The electric vehicle market is very near the light-off point for which consumers and investors alike have been waiting. With a 2017 global market size near $120MM, the market is projected to exceed $560MM in 2025, a CAGR of over 22%. These numbers generate excitement, and pressure from China to take a leadership role in the global automotive market has compelled the US and Europe to ramp up their development efforts in kind.
EVs are generally less complicated than ICEs, with fewer parts and simple energy paths that enable market penetration by dozens of new OEMs. Despite those benefits, thermal management of both the battery and passenger comfort systems remains one of the biggest remaining hurdles to the global adoption of EVs. The combustion reaction in ICEs provides the engine with plenty of thermal energy, some of which heats the cabin and engine in cold weather. Conversely, EVs have to use battery capacity to heat the passenger cabin and regulate the battery’s temperature, both of which prefer to be between 20-25°C. This additional power-draw dramatically reducing the EV’s range. Even regenerative braking, a significant option to extend EV range, loses effectiveness in extremely cold climates.

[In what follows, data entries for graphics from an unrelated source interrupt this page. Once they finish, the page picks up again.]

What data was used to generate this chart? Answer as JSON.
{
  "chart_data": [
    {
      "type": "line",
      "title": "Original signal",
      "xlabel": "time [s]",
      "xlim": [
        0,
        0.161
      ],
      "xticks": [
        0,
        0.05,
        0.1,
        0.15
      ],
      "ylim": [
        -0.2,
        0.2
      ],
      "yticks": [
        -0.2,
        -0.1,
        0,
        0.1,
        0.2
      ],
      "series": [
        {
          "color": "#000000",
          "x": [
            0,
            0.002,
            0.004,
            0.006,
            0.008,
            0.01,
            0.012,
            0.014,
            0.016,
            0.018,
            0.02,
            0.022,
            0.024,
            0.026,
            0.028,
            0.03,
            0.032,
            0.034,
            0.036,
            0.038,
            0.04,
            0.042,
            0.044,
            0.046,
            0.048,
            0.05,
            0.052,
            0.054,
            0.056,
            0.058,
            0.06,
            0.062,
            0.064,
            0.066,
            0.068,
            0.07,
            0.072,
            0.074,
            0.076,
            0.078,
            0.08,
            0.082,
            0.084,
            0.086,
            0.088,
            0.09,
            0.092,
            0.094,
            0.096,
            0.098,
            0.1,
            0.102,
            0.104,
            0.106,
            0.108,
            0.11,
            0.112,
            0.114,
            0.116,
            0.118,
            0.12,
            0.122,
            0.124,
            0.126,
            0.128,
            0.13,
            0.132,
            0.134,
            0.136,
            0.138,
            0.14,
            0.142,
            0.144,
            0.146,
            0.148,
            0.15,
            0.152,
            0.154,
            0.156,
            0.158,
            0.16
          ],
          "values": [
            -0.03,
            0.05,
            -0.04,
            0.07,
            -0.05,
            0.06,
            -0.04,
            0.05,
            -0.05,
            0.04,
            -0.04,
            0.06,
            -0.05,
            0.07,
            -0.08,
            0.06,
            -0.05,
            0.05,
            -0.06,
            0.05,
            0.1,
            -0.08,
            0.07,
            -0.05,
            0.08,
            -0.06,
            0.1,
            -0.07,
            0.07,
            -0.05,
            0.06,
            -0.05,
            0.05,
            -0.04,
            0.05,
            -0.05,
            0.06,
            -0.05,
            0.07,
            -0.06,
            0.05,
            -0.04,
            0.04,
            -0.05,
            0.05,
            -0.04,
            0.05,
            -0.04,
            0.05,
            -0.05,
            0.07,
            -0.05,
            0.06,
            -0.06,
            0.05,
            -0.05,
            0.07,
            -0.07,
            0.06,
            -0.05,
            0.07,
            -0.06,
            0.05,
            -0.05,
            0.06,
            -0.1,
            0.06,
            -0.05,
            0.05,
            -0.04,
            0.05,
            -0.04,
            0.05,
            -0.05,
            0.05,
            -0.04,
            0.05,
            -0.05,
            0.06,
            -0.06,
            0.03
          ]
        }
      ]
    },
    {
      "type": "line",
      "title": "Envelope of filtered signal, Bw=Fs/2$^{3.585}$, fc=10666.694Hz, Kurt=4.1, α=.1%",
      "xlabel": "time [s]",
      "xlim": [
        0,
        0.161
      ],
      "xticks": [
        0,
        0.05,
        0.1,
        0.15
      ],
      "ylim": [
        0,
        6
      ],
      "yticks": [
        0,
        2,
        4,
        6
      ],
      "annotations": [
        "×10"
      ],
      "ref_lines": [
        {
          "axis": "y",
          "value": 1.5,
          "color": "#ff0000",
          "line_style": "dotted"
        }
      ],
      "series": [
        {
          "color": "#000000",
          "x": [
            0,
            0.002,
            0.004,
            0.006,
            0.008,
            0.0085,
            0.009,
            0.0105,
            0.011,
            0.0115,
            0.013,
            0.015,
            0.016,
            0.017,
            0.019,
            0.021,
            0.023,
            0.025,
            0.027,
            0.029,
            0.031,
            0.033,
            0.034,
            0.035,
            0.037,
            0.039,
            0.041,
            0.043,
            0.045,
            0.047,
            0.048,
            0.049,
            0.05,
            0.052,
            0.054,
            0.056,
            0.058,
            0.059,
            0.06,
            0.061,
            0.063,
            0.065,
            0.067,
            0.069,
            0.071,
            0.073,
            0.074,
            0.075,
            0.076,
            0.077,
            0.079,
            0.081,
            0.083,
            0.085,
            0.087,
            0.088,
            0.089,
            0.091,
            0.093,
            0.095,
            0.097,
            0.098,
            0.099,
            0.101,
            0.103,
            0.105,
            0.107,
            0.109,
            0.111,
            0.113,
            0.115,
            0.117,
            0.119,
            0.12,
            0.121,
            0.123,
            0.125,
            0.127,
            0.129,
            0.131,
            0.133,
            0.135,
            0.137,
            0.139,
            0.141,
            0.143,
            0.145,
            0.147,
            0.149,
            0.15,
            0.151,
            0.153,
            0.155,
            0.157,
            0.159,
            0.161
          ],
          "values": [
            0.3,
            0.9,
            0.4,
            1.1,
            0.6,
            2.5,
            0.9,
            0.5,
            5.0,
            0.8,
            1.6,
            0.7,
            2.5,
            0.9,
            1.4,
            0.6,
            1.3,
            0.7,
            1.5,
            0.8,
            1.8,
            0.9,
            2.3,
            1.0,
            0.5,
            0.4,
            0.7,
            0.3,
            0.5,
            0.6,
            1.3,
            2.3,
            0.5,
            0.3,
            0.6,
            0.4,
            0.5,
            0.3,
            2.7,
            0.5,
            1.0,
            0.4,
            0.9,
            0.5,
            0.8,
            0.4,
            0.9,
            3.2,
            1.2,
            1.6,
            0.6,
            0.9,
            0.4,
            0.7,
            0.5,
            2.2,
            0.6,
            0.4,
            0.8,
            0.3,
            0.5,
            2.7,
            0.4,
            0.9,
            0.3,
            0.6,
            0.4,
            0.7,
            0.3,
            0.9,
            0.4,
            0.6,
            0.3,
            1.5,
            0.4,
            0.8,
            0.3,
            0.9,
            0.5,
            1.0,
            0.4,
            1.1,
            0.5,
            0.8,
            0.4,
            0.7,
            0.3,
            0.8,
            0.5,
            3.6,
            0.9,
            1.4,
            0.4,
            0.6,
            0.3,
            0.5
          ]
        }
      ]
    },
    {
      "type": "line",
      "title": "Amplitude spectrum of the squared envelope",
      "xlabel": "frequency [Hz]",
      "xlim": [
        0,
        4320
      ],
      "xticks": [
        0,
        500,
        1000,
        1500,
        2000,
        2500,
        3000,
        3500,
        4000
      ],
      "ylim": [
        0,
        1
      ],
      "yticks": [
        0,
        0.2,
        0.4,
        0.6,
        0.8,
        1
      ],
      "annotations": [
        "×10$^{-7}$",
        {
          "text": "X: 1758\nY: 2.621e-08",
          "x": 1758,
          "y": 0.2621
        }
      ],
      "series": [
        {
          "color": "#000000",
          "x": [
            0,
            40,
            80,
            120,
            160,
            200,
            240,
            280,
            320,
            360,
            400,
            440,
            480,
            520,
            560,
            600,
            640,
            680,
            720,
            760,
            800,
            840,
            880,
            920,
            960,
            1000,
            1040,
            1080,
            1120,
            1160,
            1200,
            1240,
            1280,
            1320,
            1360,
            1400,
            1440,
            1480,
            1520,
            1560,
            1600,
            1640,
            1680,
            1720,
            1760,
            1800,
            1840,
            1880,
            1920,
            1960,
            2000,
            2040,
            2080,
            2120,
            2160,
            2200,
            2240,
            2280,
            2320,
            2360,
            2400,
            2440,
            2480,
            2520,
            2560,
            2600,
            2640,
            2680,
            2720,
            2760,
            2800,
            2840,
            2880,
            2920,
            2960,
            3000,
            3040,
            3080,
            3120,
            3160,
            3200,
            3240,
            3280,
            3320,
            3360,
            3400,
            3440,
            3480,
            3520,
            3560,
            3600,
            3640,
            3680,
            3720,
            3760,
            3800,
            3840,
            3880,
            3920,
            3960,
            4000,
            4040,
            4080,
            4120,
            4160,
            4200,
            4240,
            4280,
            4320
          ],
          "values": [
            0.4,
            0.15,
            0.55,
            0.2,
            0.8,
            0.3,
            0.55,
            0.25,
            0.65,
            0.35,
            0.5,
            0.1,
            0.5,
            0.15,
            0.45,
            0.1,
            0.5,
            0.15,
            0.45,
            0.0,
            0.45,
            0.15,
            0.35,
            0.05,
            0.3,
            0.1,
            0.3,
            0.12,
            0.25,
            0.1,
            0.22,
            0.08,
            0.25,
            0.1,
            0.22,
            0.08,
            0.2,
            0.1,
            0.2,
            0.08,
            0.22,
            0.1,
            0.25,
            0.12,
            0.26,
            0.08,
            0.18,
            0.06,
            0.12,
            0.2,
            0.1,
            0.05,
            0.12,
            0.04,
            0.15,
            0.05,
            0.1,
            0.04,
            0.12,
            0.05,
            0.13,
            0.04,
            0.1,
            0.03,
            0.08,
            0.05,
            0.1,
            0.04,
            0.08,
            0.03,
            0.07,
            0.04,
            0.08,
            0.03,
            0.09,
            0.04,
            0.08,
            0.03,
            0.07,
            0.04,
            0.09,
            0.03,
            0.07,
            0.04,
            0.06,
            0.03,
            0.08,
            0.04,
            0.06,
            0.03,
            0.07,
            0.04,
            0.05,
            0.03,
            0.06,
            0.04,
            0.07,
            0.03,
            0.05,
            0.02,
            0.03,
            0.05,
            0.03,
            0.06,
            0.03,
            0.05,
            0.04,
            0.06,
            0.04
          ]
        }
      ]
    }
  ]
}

Temperature extremes outside the desired range have varying effects on the battery and vehicle performance. Extreme heat accelerates the corrosion reaction, which shortens battery life. Extreme cold greatly increases the resistance to electron flow, but this effect only hurts performance as opposed to the battery itself. There are numerous workarounds that EV manufacturers suggest: preheating the cabin and battery while charging, discharging a stream of energy to decrease temperature differential between the battery and the ambient environment, and not letting the charge drop below 15-20%. These solutions incrementally help cold-weather range, but the solution to the problem is likely a [commercially-viable] thermodynamic one. Here are three innovative, enabling technologies for thermal management of EVs.
One solution is the heat pump, an external vapor-compression system with an independent compressor and expansion valve. The system transfers heat to where it is needed most, either to the cabin/battery in cold weather or away from those zones in warm weather. Nissan employed the first commercially-available heat pump on the 2013 Leaf. While they provide an attractive solution to the thermal management, a challenge OEMs have encountered with heat pumps is the battery capacity required to haul the additional system components counteracts the energy benefit they provide.
Heat pumps using traditional organic refrigerants typically only provide around 2-3 kW of heating energy, while peak load point for rapid charging or high-performance demands 15 kW or above at cold ambients. Using a more thermodynamically-efficient refrigerant, such as CO2, could provide the heating load, but comes at the cost of thick material grades dictated by its high operating pressures at typical run conditions. VW is rolling out a CO2 refrigerant EV in 2019.
Vehicle mass is indirectly related to range, and the more the EV weighs, the less sense the option makes. Another drawback of heat pumps is that that system does not operate below -10°C, which means another supplemental component, such as a resistive heater (and its requisite mass) would be needed to preheat the heat pump system.
Positive Temperature Coefficient (PTC) Heaters
If the EVs need a resistive heater, such as a positive temperature coefficient (PTC) device, to preheat the heating system, could the PTC heater alone handle the entire heating operation? Borg Warner rolled out a high-voltage PTC heater for Chinese EV manufacturer NIO. The heater rapidly warms the cabin and defrosts the windows, though the peak power output is only 7kW. Though the peak load is not yet high enough, this solution is a more robust one that can handle the extremely cold temperatures, where the EV needs heating the most.
Liquid Immersion Cooling
An emerging option for managing the battery temperature is dielectric liquid immersion, widely known as a leading cooling technology in the data center industry. Ricardo has explored liquid immersion as a battery chiller option, but to date, OEMs have not widely explored this approach. GRC and Engineered Fluids are two leading suppliers of liquid immersion technology. The objective of the approach is to trim the extreme temperatures the battery sees with a high-specific heat fluid that is safe around electronic components. Two-phase immersion cooling is a popular option for battery thermal management, but because it needs to operate at the saturation temperature, two-phase immersion has a limited operating window for a given heat transfer rate. Single-phase immersion had a broader range of applicability, and drastically extends the amount of time the battery takes to soak to extreme ambient temperatures. The high heat capacity also enables smaller components, helping the mass challenge, and dielectric fluids are available in environmentally-friendly chemistries.
Thermal management is one of the biggest hurdles EVs still face before they achieve cost parity with ICEs and the company or researcher that best solves that problem will be well-positioned for success when the volumes ramp up.